NO RITMO DO CORAÇÃO – CODA

Cartaz do filme NO RITMO DO CORAÇÃO – CODA

Opinião

por Suzana Vidigal, especial para revista Vida Simples

@vidasimples

Histórias universais normalmente têm elementos de sobra para releituras. O tempo passa e aquela narrativa continua atual, pertinente. É o que acontece com o filme NO RITMO DO CORAÇÃO, de Sian Heder, que vem arrebatando prêmios por onde passa, está indicado a três Oscars, mas arrisco dizer, sem medo de errar, que sua contribuição maior vai além disso. Com um roteiro emocionante e divertido, traz à tona uma questão absolutamente na pauta do dia: a construção de uma sociedade mais inclusiva — o que nos ajuda, e muito, no processo necessário de quebrar padrões.

Começando pelo começo, vamos ao título. Em inglês, o original é CODA, que é um acrônimo para “children of deaf adults” — filhos de adultos surdos, numa tradução livre. Baseado no filme francês A Família Bélier, de Éric Lartigau (2014), conta a história de uma família de quatro em que pai, mãe e filho são surdos-mudos, mas a filha não. É ela, Ruby (Emilia Rossi), quem faz a ponte entre a família e o mundo, quem facilita a comunicação entre eles e os pescadores da comunidade em que vivem, quem possibilita que o negócio aconteça. Sempre foi assim, até que Ruby percebe que adora cantar, entra na universidade e fica dividida entre estudar música ou ficar no vilarejo trabalhando com a família. 

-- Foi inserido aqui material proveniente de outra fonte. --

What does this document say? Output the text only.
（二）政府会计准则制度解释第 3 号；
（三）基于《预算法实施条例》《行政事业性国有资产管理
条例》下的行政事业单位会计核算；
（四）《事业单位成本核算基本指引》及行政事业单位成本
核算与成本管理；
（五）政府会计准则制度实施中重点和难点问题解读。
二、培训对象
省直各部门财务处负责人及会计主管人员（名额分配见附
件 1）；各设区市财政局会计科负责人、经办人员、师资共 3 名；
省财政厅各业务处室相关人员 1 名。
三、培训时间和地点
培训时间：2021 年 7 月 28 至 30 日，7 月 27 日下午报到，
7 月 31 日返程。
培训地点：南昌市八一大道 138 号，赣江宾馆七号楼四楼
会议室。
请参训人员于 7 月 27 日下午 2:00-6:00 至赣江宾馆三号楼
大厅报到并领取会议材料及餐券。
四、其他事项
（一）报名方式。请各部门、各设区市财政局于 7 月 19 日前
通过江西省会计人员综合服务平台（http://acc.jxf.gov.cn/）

Falado em grande parte na língua dos sinais, isso não é impeditivo para que a gente se sinta parte da história, para que a gente se identifique com os personagens. Isso porque há uma quebra de paradigma importante no recorte escolhido: o roteiro não é escrito porque os personagens são surdos; o foco está no conflito que eles vivem e, coincidentemente, acontece de serem surdos. O que é ressaltado não é a falta de audição, mas a questão universal do rito de passagem de Ruby, as questões de relacionamento, de relação mãe e filha e tudo mais que se encaixa perfeitamente na vida de todo mundo, independente da nossa condição.

Para tornar isso mais normal possível, a escolha dos atores e atrizes passa também por essa premissa. Os artistas são realmente surdos e foi necessário o inverso: que toda a equipe se adequasse a eles, com intérpretes e preparadores de elenco. Claro que isso também trabalha a inclusão quando se trata de dar oportunidade de trabalho a artistas com as mais variadas características e habilidades, incorporando personagens em que eles possam trazer seus talentos específicos. O cinema tem trazido isso, numa preocupação que reflete o movimento de trazer maior representatividade para as narrativas. Surdos são representados por atores surdos; transsexuais são representados por atores trans, e assim por diante. Assim temos a chance de ouro de consumir obras mais diversas, plurais e inclusivas. Mais parecidas com a vida real na diversidade que ela nos apresenta.

Tudo isso pra dizer que NO RITMO DO CORAÇÃO quebra esse paradigma de um recorte pela deficiência. Normatiza essa condição, desmistifica a vitimização, o isolamento, a falta de oportunidade — o que é muito saudável, convidando o espectador a visualizar não o que falta, mas o que tem de sobra: humor, trabalho, afeto, conversa, sexo. Sim, vida sexual ativa, alegria de viver e outras coisas mais da vida comum de todos nós, por assim dizer. Inclusive, dá de bandeja a chance de desconstruirmos essa palavrinha muito perniciosa que chamamos de “normalidade”. O que é ser normal pra você? O cinema está, felizmente, entregando obras que ajudam a olhar para esses conceitos e quebrar padrões de comportamento e vícios de linguagem.